Rajesh Naik

Personal information
- Full name: Rajesh Rama Naik
- Born: 20 December 1974 (age 51) Mapusa, Goa, India
- Batting: Right-handed
- Bowling: Right-arm off break

Domestic team information
- 1993/94–2003/04: Goa
- 2010: Dorset

Career statistics
| Competition | First-class | List A |
| Matches | 28 | 21 |
| Runs scored | 1,047 | 326 |
| Batting average | 20.52 | 23.28 |
| 100s/50s | 1/4 | –/1 |
| Top score | 133 | 78* |
| Balls bowled | 779 | 399 |
| Wickets | 2 | 7 |
| Bowling average | 227.00 | 45.57 |
| 5 wickets in innings | – | – |
| 10 wickets in match | – | – |
| Best bowling | 1/75 | 2/13 |
| Catches/stumpings | 9/– | 4/– |
- Source: Cricinfo, 30 September 2018

= Raj Naik =

Indian former first-class cricketer

Rajesh Rama Naik (born 20 December 1974) is an Indian former first-class cricketer.

==Life and career==
Naik was born at Mapusa in north Goa.
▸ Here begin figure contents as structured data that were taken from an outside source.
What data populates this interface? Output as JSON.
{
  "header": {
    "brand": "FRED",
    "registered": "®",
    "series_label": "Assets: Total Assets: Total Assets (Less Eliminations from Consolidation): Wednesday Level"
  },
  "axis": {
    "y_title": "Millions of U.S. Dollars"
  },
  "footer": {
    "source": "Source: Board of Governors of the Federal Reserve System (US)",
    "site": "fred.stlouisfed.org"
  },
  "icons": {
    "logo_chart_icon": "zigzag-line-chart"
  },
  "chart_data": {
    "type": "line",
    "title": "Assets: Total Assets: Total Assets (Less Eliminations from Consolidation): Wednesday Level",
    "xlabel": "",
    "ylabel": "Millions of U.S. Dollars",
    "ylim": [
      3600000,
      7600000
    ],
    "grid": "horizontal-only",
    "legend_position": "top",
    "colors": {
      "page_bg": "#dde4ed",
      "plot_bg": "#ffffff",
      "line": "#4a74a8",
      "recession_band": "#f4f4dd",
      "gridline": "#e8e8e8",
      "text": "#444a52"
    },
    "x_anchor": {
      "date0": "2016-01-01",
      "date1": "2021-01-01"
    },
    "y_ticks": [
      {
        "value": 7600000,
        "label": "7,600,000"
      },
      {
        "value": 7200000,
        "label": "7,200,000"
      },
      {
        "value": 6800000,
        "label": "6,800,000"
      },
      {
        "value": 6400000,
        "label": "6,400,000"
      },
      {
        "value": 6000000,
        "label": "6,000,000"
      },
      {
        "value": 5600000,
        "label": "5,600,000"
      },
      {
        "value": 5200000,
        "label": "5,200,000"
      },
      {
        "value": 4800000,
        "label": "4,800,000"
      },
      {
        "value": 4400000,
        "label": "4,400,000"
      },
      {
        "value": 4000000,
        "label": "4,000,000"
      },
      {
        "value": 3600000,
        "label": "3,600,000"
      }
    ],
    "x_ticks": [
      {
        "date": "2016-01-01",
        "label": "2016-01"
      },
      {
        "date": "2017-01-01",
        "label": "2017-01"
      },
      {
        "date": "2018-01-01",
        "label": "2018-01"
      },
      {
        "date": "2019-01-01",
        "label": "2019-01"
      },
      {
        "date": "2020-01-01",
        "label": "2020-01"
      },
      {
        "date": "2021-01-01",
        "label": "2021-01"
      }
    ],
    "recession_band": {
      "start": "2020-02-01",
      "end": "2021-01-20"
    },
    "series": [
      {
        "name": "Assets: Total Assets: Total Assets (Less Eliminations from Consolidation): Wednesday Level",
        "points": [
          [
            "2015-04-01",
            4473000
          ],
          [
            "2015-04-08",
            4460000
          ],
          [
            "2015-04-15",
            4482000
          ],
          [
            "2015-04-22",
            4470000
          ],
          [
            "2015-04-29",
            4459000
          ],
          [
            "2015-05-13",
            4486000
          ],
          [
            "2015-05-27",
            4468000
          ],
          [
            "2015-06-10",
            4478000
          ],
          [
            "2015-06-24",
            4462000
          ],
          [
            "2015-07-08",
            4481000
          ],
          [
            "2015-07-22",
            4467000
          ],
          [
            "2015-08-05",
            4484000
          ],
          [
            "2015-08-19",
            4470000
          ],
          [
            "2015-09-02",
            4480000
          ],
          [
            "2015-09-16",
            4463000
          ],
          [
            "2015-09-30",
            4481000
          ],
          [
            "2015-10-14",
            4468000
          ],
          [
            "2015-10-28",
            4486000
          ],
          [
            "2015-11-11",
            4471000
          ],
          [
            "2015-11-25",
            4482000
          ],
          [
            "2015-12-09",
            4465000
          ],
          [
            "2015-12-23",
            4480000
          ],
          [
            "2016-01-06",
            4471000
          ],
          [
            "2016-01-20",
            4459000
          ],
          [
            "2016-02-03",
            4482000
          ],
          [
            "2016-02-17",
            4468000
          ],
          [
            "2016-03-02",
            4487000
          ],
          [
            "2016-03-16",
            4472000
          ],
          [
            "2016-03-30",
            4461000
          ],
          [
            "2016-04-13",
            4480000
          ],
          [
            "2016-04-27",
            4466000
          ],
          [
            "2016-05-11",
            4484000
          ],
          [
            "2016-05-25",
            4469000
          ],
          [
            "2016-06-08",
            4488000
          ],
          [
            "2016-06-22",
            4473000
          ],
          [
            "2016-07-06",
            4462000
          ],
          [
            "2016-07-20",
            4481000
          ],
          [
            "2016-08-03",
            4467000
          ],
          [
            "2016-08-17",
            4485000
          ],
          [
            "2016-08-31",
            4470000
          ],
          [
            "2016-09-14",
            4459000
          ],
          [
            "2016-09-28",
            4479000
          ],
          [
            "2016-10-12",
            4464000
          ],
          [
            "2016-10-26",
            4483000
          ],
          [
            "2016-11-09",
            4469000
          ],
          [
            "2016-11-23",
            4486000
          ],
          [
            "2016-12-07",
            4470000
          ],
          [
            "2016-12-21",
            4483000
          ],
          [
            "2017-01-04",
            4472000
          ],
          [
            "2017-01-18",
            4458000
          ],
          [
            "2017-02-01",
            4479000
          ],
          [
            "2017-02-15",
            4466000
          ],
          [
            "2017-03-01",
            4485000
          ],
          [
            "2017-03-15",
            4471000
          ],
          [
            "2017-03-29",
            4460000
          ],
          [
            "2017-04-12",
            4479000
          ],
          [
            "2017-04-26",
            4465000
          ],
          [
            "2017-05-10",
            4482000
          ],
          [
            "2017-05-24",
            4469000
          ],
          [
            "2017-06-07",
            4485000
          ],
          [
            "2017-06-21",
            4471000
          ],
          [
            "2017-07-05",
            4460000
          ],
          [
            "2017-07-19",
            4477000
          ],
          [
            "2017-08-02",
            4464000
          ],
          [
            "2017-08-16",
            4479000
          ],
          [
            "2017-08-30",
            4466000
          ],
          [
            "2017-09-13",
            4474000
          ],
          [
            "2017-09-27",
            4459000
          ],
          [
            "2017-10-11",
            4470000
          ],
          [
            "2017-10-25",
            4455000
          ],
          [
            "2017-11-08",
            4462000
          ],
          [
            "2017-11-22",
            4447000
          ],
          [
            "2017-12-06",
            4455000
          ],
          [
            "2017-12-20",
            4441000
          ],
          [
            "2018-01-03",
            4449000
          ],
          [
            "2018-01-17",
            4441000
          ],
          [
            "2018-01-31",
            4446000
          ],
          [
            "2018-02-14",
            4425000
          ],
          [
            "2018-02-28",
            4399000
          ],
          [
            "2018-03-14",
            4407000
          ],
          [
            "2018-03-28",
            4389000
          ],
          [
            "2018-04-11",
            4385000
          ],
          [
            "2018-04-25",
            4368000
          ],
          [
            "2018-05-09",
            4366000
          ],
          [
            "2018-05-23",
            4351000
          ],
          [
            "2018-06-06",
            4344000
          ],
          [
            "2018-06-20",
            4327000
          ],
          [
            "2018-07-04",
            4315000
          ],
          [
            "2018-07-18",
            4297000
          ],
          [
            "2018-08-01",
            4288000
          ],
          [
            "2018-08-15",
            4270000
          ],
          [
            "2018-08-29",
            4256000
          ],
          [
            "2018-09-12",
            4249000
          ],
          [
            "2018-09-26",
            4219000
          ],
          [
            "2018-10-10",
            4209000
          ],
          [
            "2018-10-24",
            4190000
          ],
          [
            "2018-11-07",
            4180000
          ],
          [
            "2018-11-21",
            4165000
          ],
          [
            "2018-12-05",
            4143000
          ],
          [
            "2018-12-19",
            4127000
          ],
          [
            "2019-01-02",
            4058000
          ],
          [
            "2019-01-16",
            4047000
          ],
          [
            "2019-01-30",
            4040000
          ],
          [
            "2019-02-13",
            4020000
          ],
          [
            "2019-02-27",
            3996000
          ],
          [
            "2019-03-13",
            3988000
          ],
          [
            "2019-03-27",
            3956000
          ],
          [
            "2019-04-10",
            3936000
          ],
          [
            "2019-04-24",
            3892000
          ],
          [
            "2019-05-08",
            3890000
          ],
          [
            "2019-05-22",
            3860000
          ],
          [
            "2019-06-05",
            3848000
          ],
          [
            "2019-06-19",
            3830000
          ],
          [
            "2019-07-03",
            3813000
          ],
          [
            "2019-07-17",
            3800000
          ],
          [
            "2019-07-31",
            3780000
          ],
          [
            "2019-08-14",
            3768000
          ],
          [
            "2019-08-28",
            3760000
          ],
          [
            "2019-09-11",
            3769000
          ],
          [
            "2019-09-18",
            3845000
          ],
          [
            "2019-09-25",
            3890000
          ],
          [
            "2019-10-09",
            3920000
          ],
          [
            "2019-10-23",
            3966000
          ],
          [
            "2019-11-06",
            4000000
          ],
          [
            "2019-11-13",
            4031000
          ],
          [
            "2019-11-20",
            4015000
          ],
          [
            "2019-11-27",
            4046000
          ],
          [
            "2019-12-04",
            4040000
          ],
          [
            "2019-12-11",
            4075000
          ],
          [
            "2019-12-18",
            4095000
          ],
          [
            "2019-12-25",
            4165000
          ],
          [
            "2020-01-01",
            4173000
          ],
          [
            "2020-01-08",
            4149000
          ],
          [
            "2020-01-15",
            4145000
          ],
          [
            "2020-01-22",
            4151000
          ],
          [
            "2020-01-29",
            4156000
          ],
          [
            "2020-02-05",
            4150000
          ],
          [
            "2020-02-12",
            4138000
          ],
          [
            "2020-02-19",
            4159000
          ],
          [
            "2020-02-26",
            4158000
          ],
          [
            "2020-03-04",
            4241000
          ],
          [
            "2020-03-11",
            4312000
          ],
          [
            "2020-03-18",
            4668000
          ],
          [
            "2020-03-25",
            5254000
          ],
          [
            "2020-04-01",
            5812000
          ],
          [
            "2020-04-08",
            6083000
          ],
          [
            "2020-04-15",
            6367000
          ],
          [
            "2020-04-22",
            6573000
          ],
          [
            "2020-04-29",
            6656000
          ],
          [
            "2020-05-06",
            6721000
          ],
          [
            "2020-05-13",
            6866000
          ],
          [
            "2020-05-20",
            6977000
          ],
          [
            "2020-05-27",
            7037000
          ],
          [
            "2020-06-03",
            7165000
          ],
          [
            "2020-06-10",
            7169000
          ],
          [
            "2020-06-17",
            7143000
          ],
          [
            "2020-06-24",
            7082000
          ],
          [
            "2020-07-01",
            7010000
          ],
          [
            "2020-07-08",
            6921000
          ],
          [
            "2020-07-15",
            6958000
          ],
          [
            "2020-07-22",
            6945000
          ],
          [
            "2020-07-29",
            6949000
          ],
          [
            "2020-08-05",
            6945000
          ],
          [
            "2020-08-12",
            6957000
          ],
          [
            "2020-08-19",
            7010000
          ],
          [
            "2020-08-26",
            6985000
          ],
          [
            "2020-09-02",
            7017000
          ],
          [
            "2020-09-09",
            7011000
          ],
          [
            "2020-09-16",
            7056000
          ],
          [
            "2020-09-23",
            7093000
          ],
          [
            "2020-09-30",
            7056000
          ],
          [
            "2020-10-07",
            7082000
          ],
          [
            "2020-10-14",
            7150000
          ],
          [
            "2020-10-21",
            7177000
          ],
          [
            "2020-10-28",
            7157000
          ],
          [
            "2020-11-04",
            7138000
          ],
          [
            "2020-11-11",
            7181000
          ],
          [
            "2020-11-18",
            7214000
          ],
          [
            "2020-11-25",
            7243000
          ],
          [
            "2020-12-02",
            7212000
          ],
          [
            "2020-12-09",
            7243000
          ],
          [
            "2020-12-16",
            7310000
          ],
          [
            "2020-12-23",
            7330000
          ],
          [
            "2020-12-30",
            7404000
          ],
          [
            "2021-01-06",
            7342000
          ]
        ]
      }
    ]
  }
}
He made his debut for Goa in a List A one-day match against Kerala in December 1993 in the Ranji Trophy One Day competition. He featured twice more for Goa in that seasons competition. Having not featured for Goa since his three initial one-day matches, Naik made a return to the Goan side, returning to one-day action in the 1995–96 Ranji Trophy One Day competition. He made his debut in first-class cricket in January 1996 against Tamil Nadu in the 1995–96 Ranji Trophy. He continued to play first-class and List A one-day cricket for Goa until the 2003–04 season, having by that point played a total of 28 first-class and 20 List A matches for Goa. He scored 1,047 runs in first-class cricket, with a highest score of 133, which was his only century. His batting average was 20.52; he bowled 129.5 overs in first-class cricket, taking two wickets at the high average of 227.00. In List A matches he scored 326 runs, with a top score of 78 not out; he took seven wickets in one-day cricket, with a bowling average of 45.57. Naik also featured in a single List A match for the Will's XI against the Indian Board President's XI in the 1997–98 Wills Trophy at Bhilwara. Naik was dismissed in this match without scoring by Jacob Martin.
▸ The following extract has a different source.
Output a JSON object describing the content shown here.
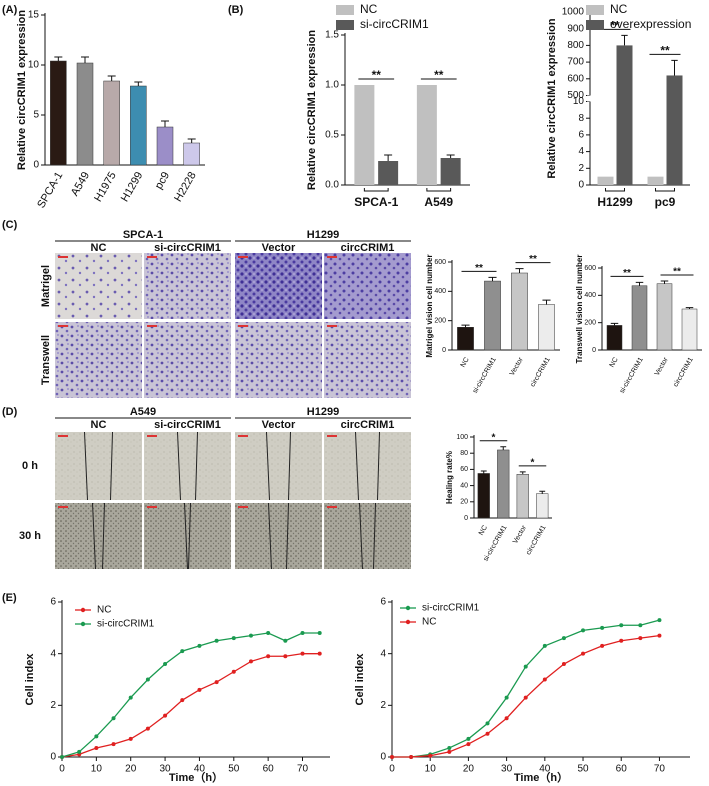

Naik later moved to England to coach cricket, where he played club cricket in Dorset and Hampshire. After strong performances in the Dorset league, he was selected to make his debut for Dorset in a friendly 20-over match against Somerset, played as part of Somerset's preparations for the 2010 Twenty20 Cup. He dismissed England international Craig Kieswetter during the match. Later that season, Naik made two appearances for Dorset in the Minor Counties Championship. He opened an Indian restaurant in Bournemouth in 2011.